Sculpture of trash supports cause


Staff report

NILES

A sculpture created from trash has begun to take shape at Eastwood Mall.

Artist Erica Raby today began installing Hope Tree in the mall’s Center Court.

The sculpture will be made entirely of post- consumer waste (plastic bottles, containers, packaging material, bottle caps, plastic bags and newspaper), salvaged materials, pigment, glue, string and plaster.

The tree sculpture will be constructed from hundreds of plastic bottles, bound together for strength.

It will be dedicated to the mission of the No Stone Unturned Foundation.

The non-profit foundation supports children with developmental and neurological disorders and their families, and advocates for research.

Visitors may leave words of hope and encouragement on tags and then suspend them in the tree for others to see and take with them.

Monetary donations to the No Stone Unturned Foundation will be accepted.

Hope Tree will be on display through early November.
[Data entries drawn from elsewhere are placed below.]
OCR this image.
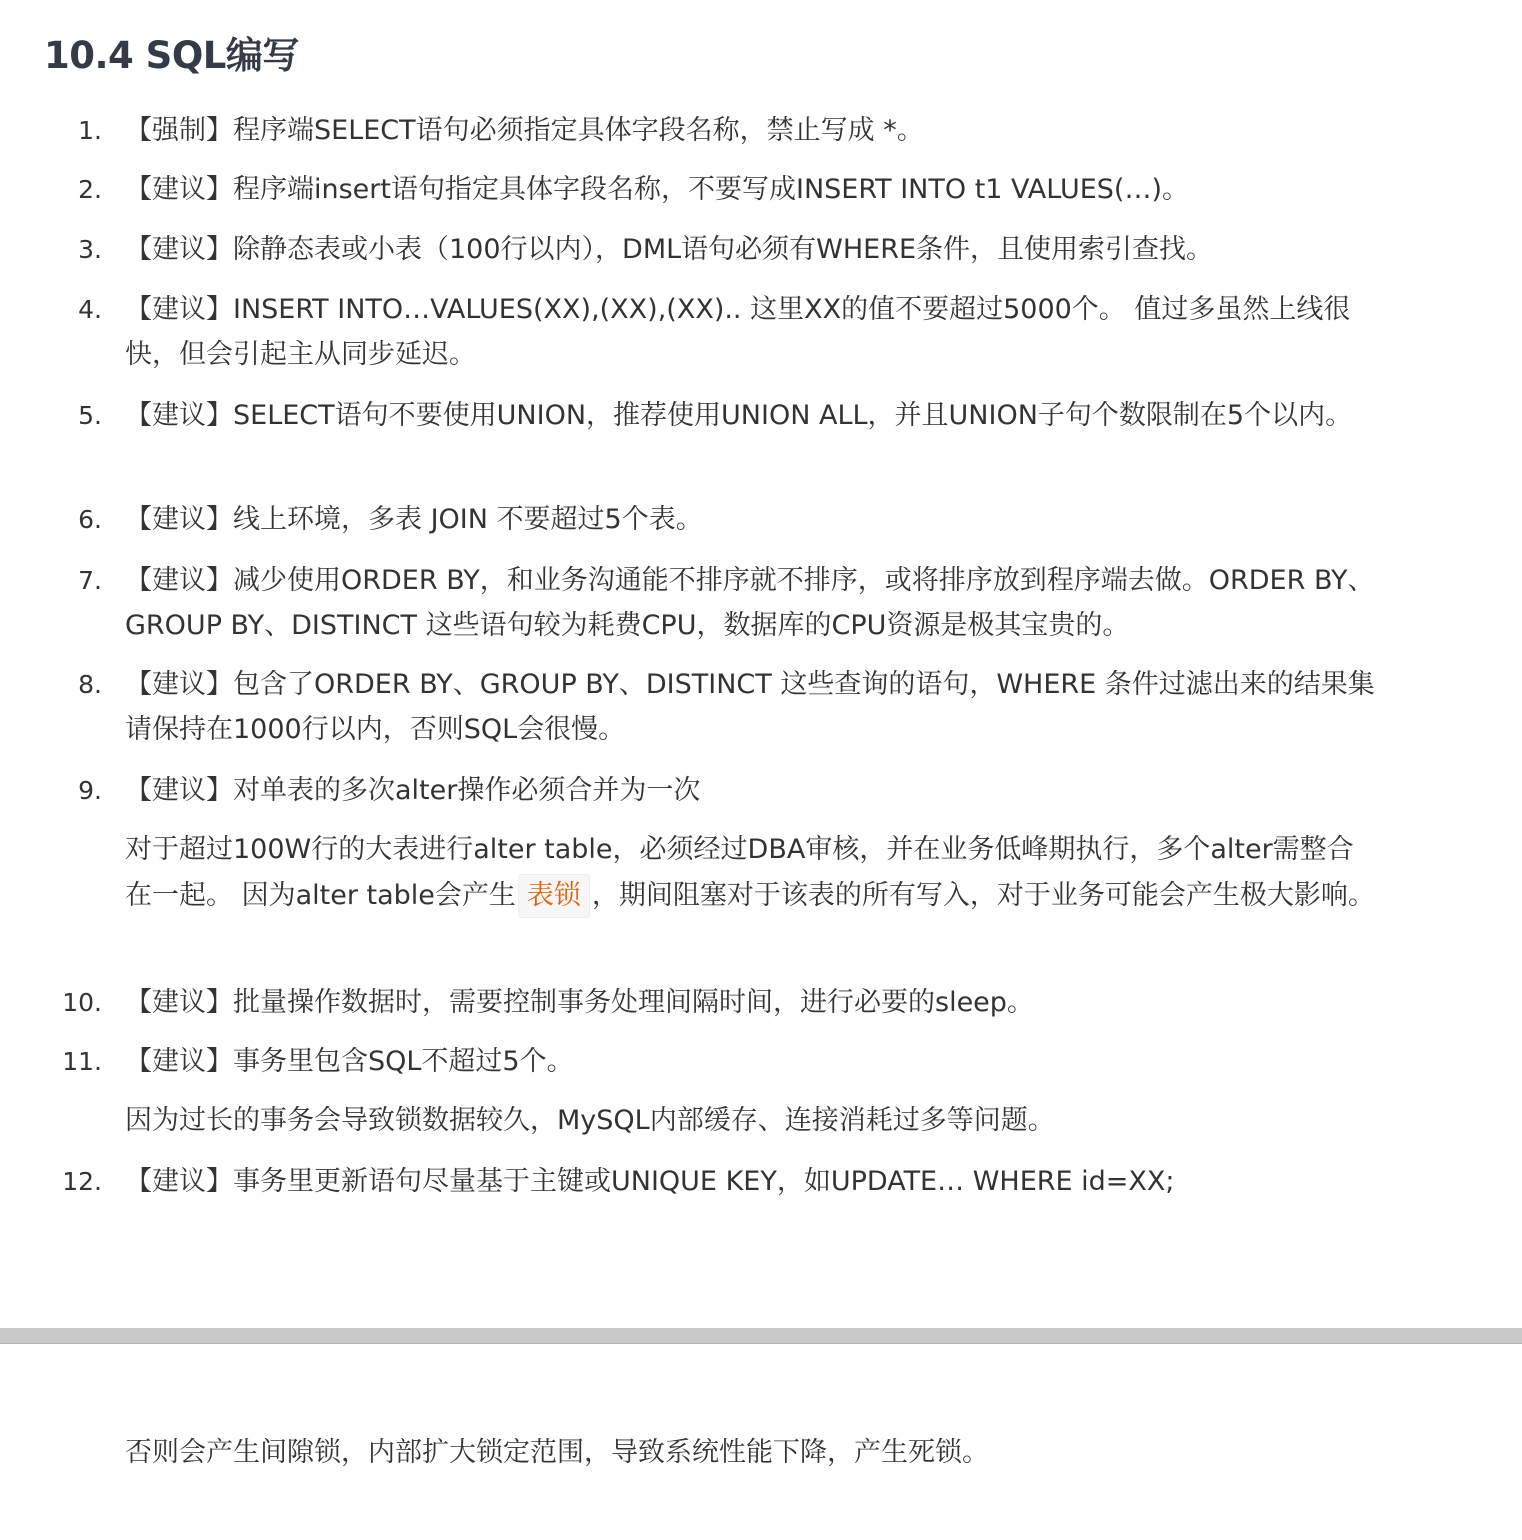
10.4 SQL编写
1. 【强制】程序端SELECT语句必须指定具体字段名称，禁止写成 *。
2. 【建议】程序端insert语句指定具体字段名称，不要写成INSERT INTO t1 VALUES(…)。
3. 【建议】除静态表或小表（100行以内），DML语句必须有WHERE条件，且使用索引查找。
4. 【建议】INSERT INTO…VALUES(XX),(XX),(XX).. 这里XX的值不要超过5000个。 值过多虽然上线很快，但会引起主从同步延迟。
5. 【建议】SELECT语句不要使用UNION，推荐使用UNION ALL，并且UNION子句个数限制在5个以内。
6. 【建议】线上环境，多表 JOIN 不要超过5个表。
7. 【建议】减少使用ORDER BY，和业务沟通能不排序就不排序，或将排序放到程序端去做。ORDER BY、GROUP BY、DISTINCT 这些语句较为耗费CPU，数据库的CPU资源是极其宝贵的。
8. 【建议】包含了ORDER BY、GROUP BY、DISTINCT 这些查询的语句，WHERE 条件过滤出来的结果集请保持在1000行以内，否则SQL会很慢。
9. 【建议】对单表的多次alter操作必须合并为一次

对于超过100W行的大表进行alter table，必须经过DBA审核，并在业务低峰期执行，多个alter需整合在一起。 因为alter table会产生 表锁 ，期间阻塞对于该表的所有写入，对于业务可能会产生极大影响。

10. 【建议】批量操作数据时，需要控制事务处理间隔时间，进行必要的sleep。
11. 【建议】事务里包含SQL不超过5个。

因为过长的事务会导致锁数据较久，MySQL内部缓存、连接消耗过多等问题。

12. 【建议】事务里更新语句尽量基于主键或UNIQUE KEY，如UPDATE… WHERE id=XX;

否则会产生间隙锁，内部扩大锁定范围，导致系统性能下降，产生死锁。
Raby is an artist and adjunct art professor from the Akron area.

She graduated from The University of Mount Union in Alliance with a bachelor’s degree in art.
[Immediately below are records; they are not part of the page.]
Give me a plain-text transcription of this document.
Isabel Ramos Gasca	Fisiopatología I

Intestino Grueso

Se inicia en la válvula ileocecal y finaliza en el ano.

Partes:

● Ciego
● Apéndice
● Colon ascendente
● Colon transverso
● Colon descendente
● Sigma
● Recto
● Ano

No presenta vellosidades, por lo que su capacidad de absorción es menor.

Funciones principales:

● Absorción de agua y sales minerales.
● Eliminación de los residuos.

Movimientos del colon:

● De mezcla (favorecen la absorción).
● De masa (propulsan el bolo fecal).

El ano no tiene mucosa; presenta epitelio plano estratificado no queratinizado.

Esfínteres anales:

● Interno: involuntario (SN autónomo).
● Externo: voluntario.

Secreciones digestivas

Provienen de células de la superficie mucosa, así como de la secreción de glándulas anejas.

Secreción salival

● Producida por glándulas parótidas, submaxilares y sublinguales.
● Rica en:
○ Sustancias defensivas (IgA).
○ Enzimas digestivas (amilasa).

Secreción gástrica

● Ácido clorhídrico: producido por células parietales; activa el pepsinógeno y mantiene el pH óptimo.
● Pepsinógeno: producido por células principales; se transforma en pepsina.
She went on to earn masters of fine art in 2009 from Kent State University.

Since graduating, she has been a visiting artist at the Torpedo Factory Art Center near Washington, D.C., and created many mixed-media installations in Northeast Ohio and the Washington area.

Raby’s primary medium is reused objects and post-consumer waste.

Her sculpture and drawings are designed to portray anxieties, uncertainties, absurdities and the overall fragility of our world.